Bölüm Otuz Altı

107 5 0
                                    

Hale Türker...

Bir Kitapçı Dükkanında yeni aldığım kitabımla masada otururken Tamer neşeli bir şekilde yanımdaki sandalyeye oturmuştu. Bense hafif sıkkın bir şekilde elimde tuttuğum kitabı yavaşça masanın üzerine bırakıp ona gülümsemeye çalışmıştım.

"Yeni bir kitap alınmış. Yeni alınmış bir kitap heyecan vericidir, belirsizliğin verdiği tedirginliği de barındırır. Bu yüzden birazdan ben de yeni kitap almak istiyorum."

"Almalısın." demiştim sadece.

"Peki önerebileceğin bir kitap var mı?"

"Kendin bakman daha iyi olur bence."

"Sanırım haklısın. O zaman neyin olduğunu söyleyebilirsin." dediğinde irkilmiştim. O kadar dalmıştım ki Tamer'in gittiğini düşünmüştüm.

"Bir şeyim yok." dedim hemen. Tamer ise tek kaşını kaldırarak bana bakıyordu. O anda bana inanmadığını anlayabiliyordum. Ama elimden gelen bir şey yoktu. Bu yüzden başımı yere doğru çevirmiştim.

"Mezuniyete gitmeyeceğim." dedim bir çırpıda. Beklediğim şey sessizlik değildi. Bir süre sonra bu sessizlik dinmeyince başımı çevirip ona bakmıştım. Masada oturuyordu. Kaşları çatılmıştı ve kasılmış bir çeneyle karşımda oturuyordu.
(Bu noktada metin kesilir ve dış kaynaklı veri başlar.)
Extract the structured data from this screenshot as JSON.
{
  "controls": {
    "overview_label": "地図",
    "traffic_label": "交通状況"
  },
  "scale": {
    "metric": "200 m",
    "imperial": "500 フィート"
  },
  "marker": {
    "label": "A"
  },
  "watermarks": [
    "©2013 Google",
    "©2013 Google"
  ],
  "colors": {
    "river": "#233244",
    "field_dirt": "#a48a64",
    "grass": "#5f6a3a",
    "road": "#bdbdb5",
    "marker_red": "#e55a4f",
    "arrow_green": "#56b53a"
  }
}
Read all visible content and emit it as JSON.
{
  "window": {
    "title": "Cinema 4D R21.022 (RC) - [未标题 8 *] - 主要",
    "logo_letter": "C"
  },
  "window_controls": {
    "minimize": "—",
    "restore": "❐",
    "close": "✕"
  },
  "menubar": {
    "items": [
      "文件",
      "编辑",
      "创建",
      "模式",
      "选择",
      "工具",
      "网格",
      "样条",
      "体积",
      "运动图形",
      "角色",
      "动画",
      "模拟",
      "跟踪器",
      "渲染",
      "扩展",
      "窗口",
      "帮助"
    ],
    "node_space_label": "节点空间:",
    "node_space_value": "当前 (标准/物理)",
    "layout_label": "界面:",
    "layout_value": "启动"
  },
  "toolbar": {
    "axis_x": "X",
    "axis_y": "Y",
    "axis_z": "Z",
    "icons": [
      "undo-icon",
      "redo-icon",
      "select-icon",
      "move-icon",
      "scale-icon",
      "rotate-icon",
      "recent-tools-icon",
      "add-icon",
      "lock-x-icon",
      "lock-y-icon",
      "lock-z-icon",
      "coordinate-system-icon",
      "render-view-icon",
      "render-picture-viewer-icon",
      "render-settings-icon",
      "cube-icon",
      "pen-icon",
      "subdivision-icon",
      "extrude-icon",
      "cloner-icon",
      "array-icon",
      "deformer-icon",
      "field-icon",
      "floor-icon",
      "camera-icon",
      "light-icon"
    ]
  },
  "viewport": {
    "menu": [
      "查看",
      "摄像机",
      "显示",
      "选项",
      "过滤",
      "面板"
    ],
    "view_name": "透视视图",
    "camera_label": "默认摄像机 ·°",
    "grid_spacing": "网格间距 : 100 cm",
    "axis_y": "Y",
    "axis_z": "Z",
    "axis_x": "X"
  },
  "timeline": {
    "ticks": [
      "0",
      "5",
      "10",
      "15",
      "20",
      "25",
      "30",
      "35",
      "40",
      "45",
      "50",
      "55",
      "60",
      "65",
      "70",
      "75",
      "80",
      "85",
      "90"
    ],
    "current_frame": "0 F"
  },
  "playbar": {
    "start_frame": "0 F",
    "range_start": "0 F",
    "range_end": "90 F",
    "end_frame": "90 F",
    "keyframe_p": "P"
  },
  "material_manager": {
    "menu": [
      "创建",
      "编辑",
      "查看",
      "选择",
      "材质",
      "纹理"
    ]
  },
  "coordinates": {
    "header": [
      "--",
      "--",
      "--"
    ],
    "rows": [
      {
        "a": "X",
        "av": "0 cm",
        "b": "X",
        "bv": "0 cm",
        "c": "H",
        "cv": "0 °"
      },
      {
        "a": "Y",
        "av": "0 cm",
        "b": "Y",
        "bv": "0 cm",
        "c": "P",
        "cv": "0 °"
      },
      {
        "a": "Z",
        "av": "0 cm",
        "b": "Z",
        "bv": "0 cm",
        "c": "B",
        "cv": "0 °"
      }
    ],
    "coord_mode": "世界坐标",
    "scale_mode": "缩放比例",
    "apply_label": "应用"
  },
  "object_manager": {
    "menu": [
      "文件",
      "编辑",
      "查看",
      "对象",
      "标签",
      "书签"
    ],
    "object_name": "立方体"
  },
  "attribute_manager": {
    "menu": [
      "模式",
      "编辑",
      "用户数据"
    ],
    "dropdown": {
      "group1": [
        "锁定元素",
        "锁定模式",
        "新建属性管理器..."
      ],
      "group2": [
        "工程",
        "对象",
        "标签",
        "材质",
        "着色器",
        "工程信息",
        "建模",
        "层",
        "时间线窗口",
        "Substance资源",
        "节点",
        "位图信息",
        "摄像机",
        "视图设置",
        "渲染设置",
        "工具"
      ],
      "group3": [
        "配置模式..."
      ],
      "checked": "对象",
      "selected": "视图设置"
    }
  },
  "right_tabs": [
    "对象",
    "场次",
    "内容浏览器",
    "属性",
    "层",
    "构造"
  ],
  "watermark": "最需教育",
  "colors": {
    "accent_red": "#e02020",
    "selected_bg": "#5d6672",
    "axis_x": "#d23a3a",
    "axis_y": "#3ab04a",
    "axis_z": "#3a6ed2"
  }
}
"Neden?" dedi benim ona baktığımı gördüğünde. Umursamıyormuşum, içim acımıyormuş gibi omzumu silkmiştim.

"Bir anlamı yok."

"Nasıl anlamı yok? Bunca yıllık emeğinin karşılığını alacaksın. Bir daha bunu yaşayamayacağının farkında mısın?"

"Farkındayım."

"Neden bunu istiyorsun?"

"Efe.." diyebilmiştim sadece. Onun Ece ile geleceğini duyduğum anda oraya gidemeyeceğimi biliyordum. Evet, Efe'ye olan hislerim büyük ölçüde gitmişti. Ama yine de hiçbir şey olmamış gibi onların yanında olamazdım. Hiçbir şey olmamış gibi eskiden sevdiğim adamı arkadaşımla beraber olduğu için tebrik edemezdim. Bu kadarını yapamazdım. Tamer'in yüz ifadesi değişmişti şimdi. Sıkkın bir şekilde yüzüme bakıyordu.

"Hala onu seviyor musun?" dedi usulca. O anda kaşlarımı çatarak ona bakmıştım.

"Hayır. Yine de bunu yapmak istemiyorum. Eskiden ona karşı hislerim vardı. Bunu inkâr edemem."

"Evet, edemezsin."

"Hiçbir şey olmamış gibi yapamam. En azından kendim için bunu yapamam."

Tamer ise bir şey demeden yüzüme bakıyordu. Bir süre sonra sandalyesine yaslandı ve sıkkın bir şekilde etrafına bakınmaya başlamıştı. Ne düşündüğünü anlayamıyordum. Neden susuyordu? Neden bir şeyler söylemiyordu? Onun suskunluğu karşısında ben de susmuştum.

"Bir şeylerden feragat etmek için fazla gençsin Hale." demişti en sonunda.

"Ben buyum, oraya gitmesem de olur."

"Hale, bir daha bu yaşında olmayacaksın, oraya gidemeyeceksin, o duyguyu tadamayacaksın."

"Umurumda değil." dedim hararetle.

"Şimdi değil. Ama beş sene sonra umurunda olmayacağını bilebilir misin? Mezun olduğun zamanları böyle mi hatırlamak istiyorsun? Yaşamına hiç mi saygın yok senin?"